Built-in travel snacks
Today’s sailors can normally reach Fiji from California about a month later. However, the group of iguanas takes a little longer. Reptiles need to jump on several fluorescent membranes, pass through the bass and cross the equator to Fiji and Tonga.
Luckily, iguanas are big and herbivorous, and can go for long periods of time without food or water. Their “rafts” were made from uprooted trees that served food to eat along the way.
“I could imagine knocking on trees with bundles of iguanas and eggs and catching and rafting the ocean current,” Scalpetta said.
Based on several fossils found in East Asia, biologists believed that the extinct population of Iguanid currently lives around the Pacific edge, and that the island was heading towards the middle of the Pacific Ocean. They may have used Beringland Bridge for travelling from North America and across Indonesia and Australiaor followed the Humboldt flow along the Pacific coast of the Americas. Previous genetic analyses of some iguanide lizard genes were inconclusive about how Fijian iguanas are associated with those found elsewhere.
“These various analyses infer different relationships, and none of them have particularly strong support,” McGuire said. “So there was still this uncertainty as to where Brachyrofus actually fits within the iguanide phylogeny.”
Scarpetta collected genome-wide sequence DNA from More 4,000 genes from tissues of over 200 Iguanian specimens from the museum collection. Genetic data showed that Fijian iguanas are most closely related to iguanas of the genus Dipsaurus. The most widespread species within the genus are the desert iguanas of North American. It adapts to life amid the burning heat of the deserts in the southwestern United States and northern Mexico. Other species within this genus are native to Santa Catalina Island, located in the Sea of Cortez.
“Iguanas and desert iguanas in particular are resistant to starvation and dehydration, so my thought process is when I need a group of vertebrates or a group of lizards that can make up 8,000 kilometres. [4,970 mile] A journey across the Pacific Ocean with masses of vegetation will be one ancestor, like desert iguanas,” Scalpetta said.

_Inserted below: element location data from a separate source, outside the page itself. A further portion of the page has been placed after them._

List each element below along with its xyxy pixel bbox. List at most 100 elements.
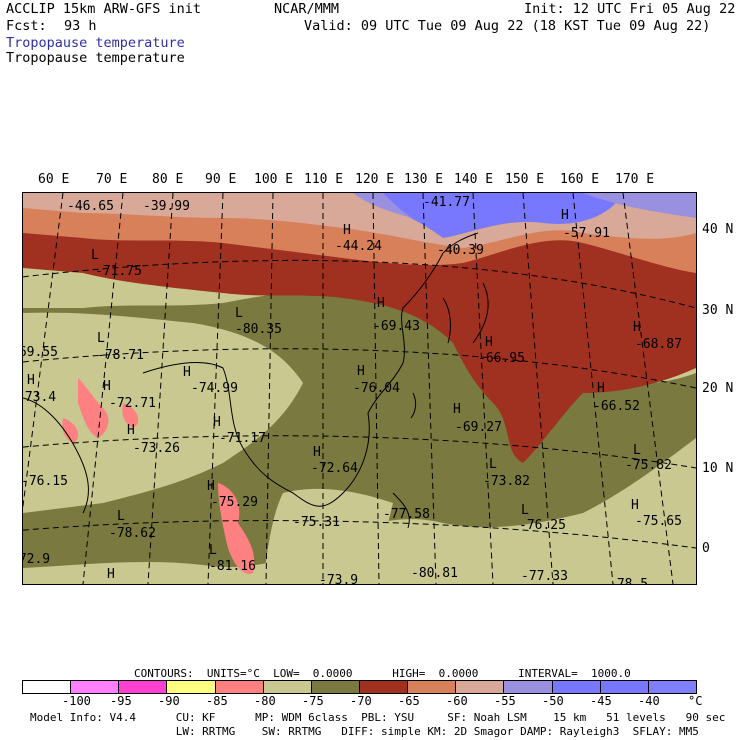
- forecast-hour: 93 h: [64, 18, 97, 34]
- extremum-label: -39.99: [143, 199, 190, 214]
- lon-label: 100 E: [254, 172, 294, 187]
- color-swatch: [71, 681, 120, 693]
- extremum-type: H: [213, 415, 221, 430]
- extremum-label: -72.9: [23, 552, 51, 567]
- colorbar-tick: -50: [542, 694, 564, 708]
- lon-label: 120 E: [355, 172, 395, 187]
- color-swatch: [119, 681, 168, 693]
- org-label: NCAR/MMM: [274, 1, 340, 17]
- init-time: Init: 12 UTC Fri 05 Aug 22: [524, 1, 736, 17]
- extremum-type: H: [207, 479, 215, 494]
- extremum-label: -69.27: [455, 420, 502, 435]
- lon-label: 150 E: [505, 172, 545, 187]
- extremum-label: -73.9: [319, 573, 359, 585]
- extremum-label: -74.99: [191, 381, 238, 396]
- extremum-type: H: [561, 208, 569, 223]
- model-title: ACCLIP 15km ARW-GFS init: [6, 1, 202, 17]
- colorbar-tick: -65: [398, 694, 420, 708]
- extremum-type: H: [107, 567, 115, 582]
- lat-label: 10 N: [702, 461, 734, 476]
- extremum-label: -71.75: [95, 264, 142, 279]
- tropopause-temperature-map: [23, 193, 696, 584]
- field-region-darkred: [23, 213, 696, 463]
- color-swatch: [552, 681, 601, 693]
- extremum-label: -76.15: [22, 474, 68, 489]
- extremum-label: -78.5: [609, 577, 649, 585]
- colorbar-tick: -85: [206, 694, 228, 708]
- extremum-label: -72.64: [311, 461, 358, 476]
- extremum-type: L: [489, 457, 497, 472]
- field-region-blue: [373, 193, 623, 238]
- extremum-type: H: [313, 445, 321, 460]
- extremum-type: L: [521, 503, 529, 518]
- field-region-khaki: [263, 488, 393, 584]
- colorbar-tick: -40: [638, 694, 660, 708]
- extremum-type: H: [631, 498, 639, 513]
- color-scale-bar: [22, 680, 697, 694]
- color-swatch: [648, 681, 696, 693]
- extremum-label: -80.81: [411, 566, 458, 581]
- colorbar-unit: °C: [688, 694, 703, 708]
- extremum-label: -68.87: [635, 337, 682, 352]
- extremum-label: -75.65: [635, 514, 682, 529]
- extremum-type: H: [27, 373, 35, 388]
- colorbar-tick: -45: [590, 694, 612, 708]
- field-title: Tropopause temperature: [6, 35, 185, 51]
- coastline: [392, 282, 489, 529]
- model-info-line2: LW: RRTMG SW: RRTMG DIFF: simple KM: 2D …: [30, 725, 699, 738]
- lat-label: 20 N: [702, 381, 734, 396]
- extremum-label: -41.77: [423, 195, 470, 210]
- extremum-label: -73.4: [23, 390, 57, 405]
- field-region-khaki: [23, 312, 303, 513]
- lon-label: 110 E: [304, 172, 344, 187]
- extremum-label: -76.04: [353, 381, 400, 396]
- coastline: [23, 232, 479, 514]
- extremum-type: H: [377, 296, 385, 311]
- extremum-type: H: [183, 365, 191, 380]
- map-panel[interactable]: -46.65 -39.99 -41.77 H -57.91 H -44.24 -…: [22, 192, 697, 585]
- color-swatch: [23, 681, 72, 693]
- lon-label: 160 E: [560, 172, 600, 187]
- extremum-label: -76.25: [519, 518, 566, 533]
- forecast-label: Fcst:: [6, 18, 47, 34]
- colorbar-tick: -95: [110, 694, 132, 708]
- graticule: [23, 193, 696, 584]
- extremum-label: -57.91: [563, 226, 610, 241]
- color-swatch: [408, 681, 457, 693]
- extremum-label: -44.24: [335, 239, 382, 254]
- extremum-type: H: [633, 320, 641, 335]
- extremum-type: H: [103, 379, 111, 394]
- color-swatch: [504, 681, 553, 693]
- extremum-label: -69.43: [373, 319, 420, 334]
- contour-info: CONTOURS: UNITS=°C LOW= 0.0000 HIGH= 0.0…: [134, 667, 631, 680]
- color-swatch: [215, 681, 264, 693]
- extremum-type: L: [235, 306, 243, 321]
- extremum-label: -71.17: [219, 431, 266, 446]
- lat-label: 30 N: [702, 303, 734, 318]
- colorbar-tick: -55: [494, 694, 516, 708]
- extremum-label: -40.39: [437, 243, 484, 258]
- colorbar-tick: -100: [62, 694, 91, 708]
- extremum-label: -77.33: [521, 569, 568, 584]
- lat-label: 0: [702, 541, 710, 556]
- extremum-label: -75.29: [211, 495, 258, 510]
- extremum-type: H: [357, 364, 365, 379]
- lat-label: 40 N: [702, 222, 734, 237]
- extremum-type: L: [209, 543, 217, 558]
- field-region-pink: [62, 378, 109, 443]
- colorbar-tick: -75: [302, 694, 324, 708]
- extremum-label: -73.26: [133, 441, 180, 456]
- extremum-label: -66.52: [593, 399, 640, 414]
- field-subtitle: Tropopause temperature: [6, 50, 185, 66]
- lon-label: 70 E: [96, 172, 128, 187]
- color-swatch: [167, 681, 216, 693]
- extremum-type: L: [97, 331, 105, 346]
- extremum-type: H: [453, 402, 461, 417]
- extremum-type: H: [127, 423, 135, 438]
- extremum-label: -69.55: [23, 345, 58, 360]
- extremum-label: -46.65: [67, 199, 114, 214]
- colorbar-tick: -80: [254, 694, 276, 708]
- field-region-khaki: [403, 478, 696, 584]
- extremum-type: L: [633, 443, 641, 458]
- extremum-type: L: [117, 509, 125, 524]
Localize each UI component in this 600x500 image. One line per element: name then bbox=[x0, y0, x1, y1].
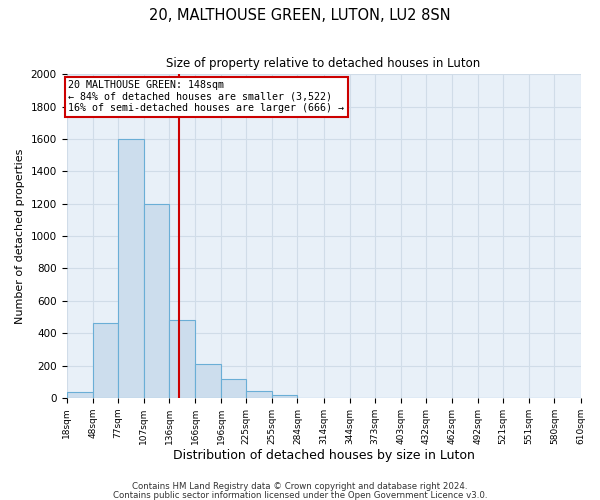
Text: 20 MALTHOUSE GREEN: 148sqm
← 84% of detached houses are smaller (3,522)
16% of s: 20 MALTHOUSE GREEN: 148sqm ← 84% of deta… bbox=[68, 80, 344, 114]
Text: Contains public sector information licensed under the Open Government Licence v3: Contains public sector information licen… bbox=[113, 490, 487, 500]
X-axis label: Distribution of detached houses by size in Luton: Distribution of detached houses by size … bbox=[173, 450, 475, 462]
Bar bbox=[92, 324, 118, 398]
Title: Size of property relative to detached houses in Luton: Size of property relative to detached ho… bbox=[166, 58, 481, 70]
Bar bbox=[221, 380, 246, 398]
Bar bbox=[272, 394, 298, 398]
Bar bbox=[118, 139, 144, 398]
Bar bbox=[67, 392, 92, 398]
Text: Contains HM Land Registry data © Crown copyright and database right 2024.: Contains HM Land Registry data © Crown c… bbox=[132, 482, 468, 491]
Bar bbox=[246, 390, 272, 398]
Bar bbox=[169, 320, 195, 398]
Bar bbox=[195, 364, 221, 398]
Bar bbox=[144, 204, 169, 398]
Text: 20, MALTHOUSE GREEN, LUTON, LU2 8SN: 20, MALTHOUSE GREEN, LUTON, LU2 8SN bbox=[149, 8, 451, 22]
Y-axis label: Number of detached properties: Number of detached properties bbox=[15, 148, 25, 324]
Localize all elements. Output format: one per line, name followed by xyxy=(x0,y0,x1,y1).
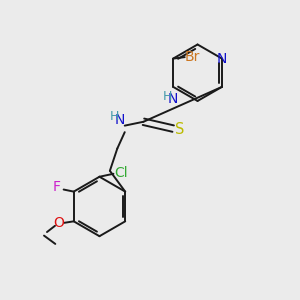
Text: S: S xyxy=(175,122,184,137)
Text: Br: Br xyxy=(185,50,200,64)
Text: N: N xyxy=(217,52,227,66)
Text: H: H xyxy=(109,110,119,123)
Text: Cl: Cl xyxy=(114,166,128,180)
Text: N: N xyxy=(114,113,124,127)
Text: O: O xyxy=(53,216,64,230)
Text: N: N xyxy=(168,92,178,106)
Text: F: F xyxy=(53,180,61,194)
Text: H: H xyxy=(163,90,172,103)
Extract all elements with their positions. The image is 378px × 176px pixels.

Genetic analysis was determined to be both the lineage – Brakilohus and dipsosaurus.It branched out about 34 million years ago. This revised analysis is inconsistent with previous theories of the origins of the Fijian iguana.
[ Related: Pink Iguana hatchlings spotted for the first time on the Galápagos in decades. ]
“When you really don’t know where Brakirovs Once they fit into the base of the tree, there’s almost everywhere where they came from,” McGuire said. Brakirovs We already have ocean and land iguanas in the Galapagos, so we were born from South America as they are almost certainly dispersed from the mainland to the islands. ”
This new analysis excludes the idea that iguanas were born in South America. Furthermore, the iguanas may have landed on the island just shortly after about 34 million years ago, as the Fiji Islands themselves emerged from the sea. Other Pacific Islands besides Fiji and Tonga Iguanas may also be holding them. However, volcanic islands disappear just as quickly as they appear, so some evidence of other Pacific island iguanas may have been lost.